Venerdì 14 maggio ha inaugurato, presso lo spazio espositivo State Of in via Seneca 4 a Milano, la mostra “È sempre una lotta per capire come devono stare questi corpi” degli artisti Silvia Bigi, Nicolò Cecchella e Sophie Westerlind, curata da Luca Zuccala e Andrea Tinterri.
La mostra insiste sul concetto di corpo e identità, tematiche che oggi infiammano il dibattito pubblico, diventando il fulcro di una vivace e urgente discussione. Ma la mostra si allontana volontariamente dalla quotidianità politica per restituire una visione più sedimentata e linguisticamente eterogenea. Come scrivono i curatori, il progetto vuole essere un confronto tra progettualità diverse che insistono sul corpo come presenza materiale ed identitaria. Un tema che oggi, per ragioni differenti ma concomitanti, è sociale e politico. La volontà è quella di interrogare il corpo ma distanziandosi dal dato di cronaca, relegando il dibattito contingente (sessualità, genere, questione razziale, emergenza sanitaria) a presenza implicita ma distante, che grava sulla progettualità ma in modo silente, sottotraccia. In questo modo l’esposizione del corpo si rarefà perché non più necessaria, viene metabolizzata dalla storia dell’immagina stessa, dalla storia intima, biografica, dall’accumulo di oggetti che compongono una stanza, da archivi privati che perimetrano la memoria.

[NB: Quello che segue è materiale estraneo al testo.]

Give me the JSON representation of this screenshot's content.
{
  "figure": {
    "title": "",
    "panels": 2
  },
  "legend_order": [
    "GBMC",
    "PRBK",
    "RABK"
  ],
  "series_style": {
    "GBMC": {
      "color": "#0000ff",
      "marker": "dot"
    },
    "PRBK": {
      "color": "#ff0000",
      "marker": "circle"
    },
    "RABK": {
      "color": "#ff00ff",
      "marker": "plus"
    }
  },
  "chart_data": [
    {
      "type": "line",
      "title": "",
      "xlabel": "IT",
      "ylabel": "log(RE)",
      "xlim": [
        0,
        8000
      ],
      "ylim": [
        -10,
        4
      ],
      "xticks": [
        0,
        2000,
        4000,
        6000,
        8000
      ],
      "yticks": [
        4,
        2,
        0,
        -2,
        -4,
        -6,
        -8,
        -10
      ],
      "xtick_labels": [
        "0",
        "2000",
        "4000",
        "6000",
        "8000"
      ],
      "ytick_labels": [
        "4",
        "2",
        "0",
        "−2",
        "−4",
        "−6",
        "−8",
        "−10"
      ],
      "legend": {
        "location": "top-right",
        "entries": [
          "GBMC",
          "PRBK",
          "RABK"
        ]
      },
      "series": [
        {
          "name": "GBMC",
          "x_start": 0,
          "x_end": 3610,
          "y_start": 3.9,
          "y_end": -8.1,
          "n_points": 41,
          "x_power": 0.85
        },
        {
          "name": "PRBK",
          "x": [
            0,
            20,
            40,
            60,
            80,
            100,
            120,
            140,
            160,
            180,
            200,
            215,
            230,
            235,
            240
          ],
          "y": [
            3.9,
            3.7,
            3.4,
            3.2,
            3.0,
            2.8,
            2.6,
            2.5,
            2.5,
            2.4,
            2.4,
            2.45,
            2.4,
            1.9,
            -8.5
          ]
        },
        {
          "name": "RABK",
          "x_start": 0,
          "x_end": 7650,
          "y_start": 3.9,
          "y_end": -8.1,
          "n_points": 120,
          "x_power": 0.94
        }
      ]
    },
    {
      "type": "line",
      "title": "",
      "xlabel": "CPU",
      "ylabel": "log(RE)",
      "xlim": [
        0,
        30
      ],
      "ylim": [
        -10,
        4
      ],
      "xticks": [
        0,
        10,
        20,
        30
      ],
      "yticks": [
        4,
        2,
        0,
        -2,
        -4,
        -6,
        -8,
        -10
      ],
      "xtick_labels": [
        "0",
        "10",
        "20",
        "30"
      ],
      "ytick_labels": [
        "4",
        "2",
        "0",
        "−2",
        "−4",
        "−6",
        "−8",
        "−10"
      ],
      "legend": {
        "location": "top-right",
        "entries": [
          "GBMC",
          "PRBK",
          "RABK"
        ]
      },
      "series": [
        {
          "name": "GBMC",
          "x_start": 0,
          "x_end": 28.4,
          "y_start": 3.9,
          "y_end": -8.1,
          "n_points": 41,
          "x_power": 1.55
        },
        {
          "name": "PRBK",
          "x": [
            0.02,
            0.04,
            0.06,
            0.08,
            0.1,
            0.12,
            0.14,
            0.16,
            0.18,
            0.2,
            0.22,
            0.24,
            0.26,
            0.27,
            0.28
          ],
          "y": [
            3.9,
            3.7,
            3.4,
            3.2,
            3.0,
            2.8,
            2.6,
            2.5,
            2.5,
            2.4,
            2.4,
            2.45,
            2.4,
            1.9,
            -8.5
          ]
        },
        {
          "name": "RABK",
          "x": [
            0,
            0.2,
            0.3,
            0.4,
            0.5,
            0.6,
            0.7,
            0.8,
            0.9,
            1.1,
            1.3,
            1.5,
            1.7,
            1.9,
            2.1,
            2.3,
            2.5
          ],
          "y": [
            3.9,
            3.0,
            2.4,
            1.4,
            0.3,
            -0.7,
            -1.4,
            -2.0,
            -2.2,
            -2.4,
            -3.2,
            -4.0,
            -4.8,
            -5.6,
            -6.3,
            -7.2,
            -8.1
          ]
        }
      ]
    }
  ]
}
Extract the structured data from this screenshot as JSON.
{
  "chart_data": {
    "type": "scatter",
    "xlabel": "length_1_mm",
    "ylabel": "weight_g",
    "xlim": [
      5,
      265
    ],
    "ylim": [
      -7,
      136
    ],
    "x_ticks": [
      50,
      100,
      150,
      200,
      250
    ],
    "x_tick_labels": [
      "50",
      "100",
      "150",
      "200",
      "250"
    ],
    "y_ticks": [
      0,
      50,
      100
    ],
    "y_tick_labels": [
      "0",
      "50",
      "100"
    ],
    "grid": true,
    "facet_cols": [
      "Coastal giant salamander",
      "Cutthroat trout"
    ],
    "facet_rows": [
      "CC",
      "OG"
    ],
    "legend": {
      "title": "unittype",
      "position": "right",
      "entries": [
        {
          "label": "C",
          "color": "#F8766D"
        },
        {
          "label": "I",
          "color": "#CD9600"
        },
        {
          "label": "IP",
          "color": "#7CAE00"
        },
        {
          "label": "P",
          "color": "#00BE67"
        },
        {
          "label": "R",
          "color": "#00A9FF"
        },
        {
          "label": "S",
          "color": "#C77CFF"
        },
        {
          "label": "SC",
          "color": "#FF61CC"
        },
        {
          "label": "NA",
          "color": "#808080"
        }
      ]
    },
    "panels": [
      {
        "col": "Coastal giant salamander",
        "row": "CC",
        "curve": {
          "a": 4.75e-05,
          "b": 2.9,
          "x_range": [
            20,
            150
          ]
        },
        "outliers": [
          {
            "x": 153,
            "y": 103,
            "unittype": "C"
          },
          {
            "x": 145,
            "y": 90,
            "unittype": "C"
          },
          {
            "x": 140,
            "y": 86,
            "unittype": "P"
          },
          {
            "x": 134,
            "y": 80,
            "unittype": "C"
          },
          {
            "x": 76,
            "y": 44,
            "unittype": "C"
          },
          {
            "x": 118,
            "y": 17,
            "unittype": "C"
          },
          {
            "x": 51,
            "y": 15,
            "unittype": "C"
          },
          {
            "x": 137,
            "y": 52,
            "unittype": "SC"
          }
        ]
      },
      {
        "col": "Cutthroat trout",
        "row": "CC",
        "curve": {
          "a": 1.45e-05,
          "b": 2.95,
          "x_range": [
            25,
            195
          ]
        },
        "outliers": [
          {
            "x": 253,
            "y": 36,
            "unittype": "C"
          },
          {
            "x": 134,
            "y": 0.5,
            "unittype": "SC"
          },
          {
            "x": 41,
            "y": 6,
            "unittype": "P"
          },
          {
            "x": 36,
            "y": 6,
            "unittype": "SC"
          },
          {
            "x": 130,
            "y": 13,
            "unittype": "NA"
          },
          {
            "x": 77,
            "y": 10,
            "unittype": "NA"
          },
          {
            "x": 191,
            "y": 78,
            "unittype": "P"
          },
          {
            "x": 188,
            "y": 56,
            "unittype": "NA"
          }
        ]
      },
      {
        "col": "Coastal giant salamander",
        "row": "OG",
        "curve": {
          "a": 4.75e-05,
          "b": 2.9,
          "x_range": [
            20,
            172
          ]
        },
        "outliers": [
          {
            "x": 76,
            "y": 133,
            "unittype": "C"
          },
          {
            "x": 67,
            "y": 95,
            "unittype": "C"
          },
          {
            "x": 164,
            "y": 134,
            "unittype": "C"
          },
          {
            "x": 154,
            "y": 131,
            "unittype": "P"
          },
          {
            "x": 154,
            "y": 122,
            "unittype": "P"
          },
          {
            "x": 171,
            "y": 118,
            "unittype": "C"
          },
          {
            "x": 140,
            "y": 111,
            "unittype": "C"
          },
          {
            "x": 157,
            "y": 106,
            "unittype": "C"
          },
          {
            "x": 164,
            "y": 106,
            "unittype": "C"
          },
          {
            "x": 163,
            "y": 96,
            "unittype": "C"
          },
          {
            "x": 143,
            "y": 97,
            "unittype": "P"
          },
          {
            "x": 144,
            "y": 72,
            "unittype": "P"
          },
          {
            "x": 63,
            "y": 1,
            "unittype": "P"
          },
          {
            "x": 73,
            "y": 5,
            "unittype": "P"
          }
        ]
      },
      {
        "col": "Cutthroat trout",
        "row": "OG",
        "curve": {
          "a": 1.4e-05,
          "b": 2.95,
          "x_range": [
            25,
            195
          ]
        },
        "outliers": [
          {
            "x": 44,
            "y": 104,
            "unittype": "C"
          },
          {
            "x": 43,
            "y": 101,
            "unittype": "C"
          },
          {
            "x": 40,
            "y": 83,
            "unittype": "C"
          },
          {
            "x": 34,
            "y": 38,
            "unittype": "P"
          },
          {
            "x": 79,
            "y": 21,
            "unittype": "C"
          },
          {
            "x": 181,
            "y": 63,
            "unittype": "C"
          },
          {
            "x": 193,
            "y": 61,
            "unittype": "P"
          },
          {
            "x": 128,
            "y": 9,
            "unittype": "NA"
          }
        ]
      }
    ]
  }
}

Le opere degli artisti in mostra dialogano tra loro abbattendo i confini progettuali, i lavori di Bigi, Cecchella e Westerlind definiscono un’unità narrativa inedita resa possibile da un approccio curatoriale programmaticamente orizzontale, l’intervento di occupazione dello spazio e soprattutto di scrittura del testo critico è stato un processo collettivo che ha coinvolto, in egual maniera, i curatori e gli artisti.
In questo modo tre progettualità diverse hanno potuto liberarsi nello spazio espositivo in maniera coerente. La pittura di Sophie Westerlind che restituisce stanze apparentemente prive della presenza umana, ambienti da poco abbandonati che aspettano un immediato ritorno. Letti, mobili, vasi, strumenti musicali, una geografia di indizi che suggeriscono un’assenza. Il corpo, dove non è presente, viene citato come fosse un architetto inconsapevole; i luoghi sono ritratti fedeli che non lasciano spazio a nessun tipo di omissione. L’archivio fotografico di Silvia Bigi che esplora manufatti di memoria, con una lametta gratta la superficie di vecchie fotografie di famiglia ricavandone polveri colorate, utili per un nuovo impiego, per nuovi riutilizzi. La polvere è memoria, la polvere conserva il dato, i corpi e la loro prossimità fotografica, ma l’immagine scompare, si ritrae per diventare altra rappresentazione, per diventare materia generatrice. Ma anche i sogni sono un archivio da cui attingere e da cui estrapolare ritratti al limite dell’informale. Un algoritmo processa i ricordi sopravvissuti al sogno e li restituisce nella loro irregolare stratificazione.
La scultura e la fotografia di Nicolò Cecchella che si alternano in una costante dimensione di verifica, in cui il corpo stesso di queste tecniche assieme a quello dell’artista viene messo in discussione.Ci troviamo di fronte a tracce e frammenti di corpo che si proiettano in concrezioni scultoree o sulla superficie dello scanner, utilizzato come un’interfaccia aptica che ne ingloba la presenza. Il suo volto è sottoposto ad una serie di manipolazioni ed esposizioni che spingono fino alla vertigine il concetto d’identità. Cecchella interroga la sostanza stessa della rappresentazione restituendola ad un’ambiguità disarmante, ad una messa in discussione necessaria e violenta.
La mostra resterà aperta fino al 6 giugno ed è visitabile dal lunedì al venerdì dalle 10 alle 18 (su appuntamento)e sabato su appuntamento.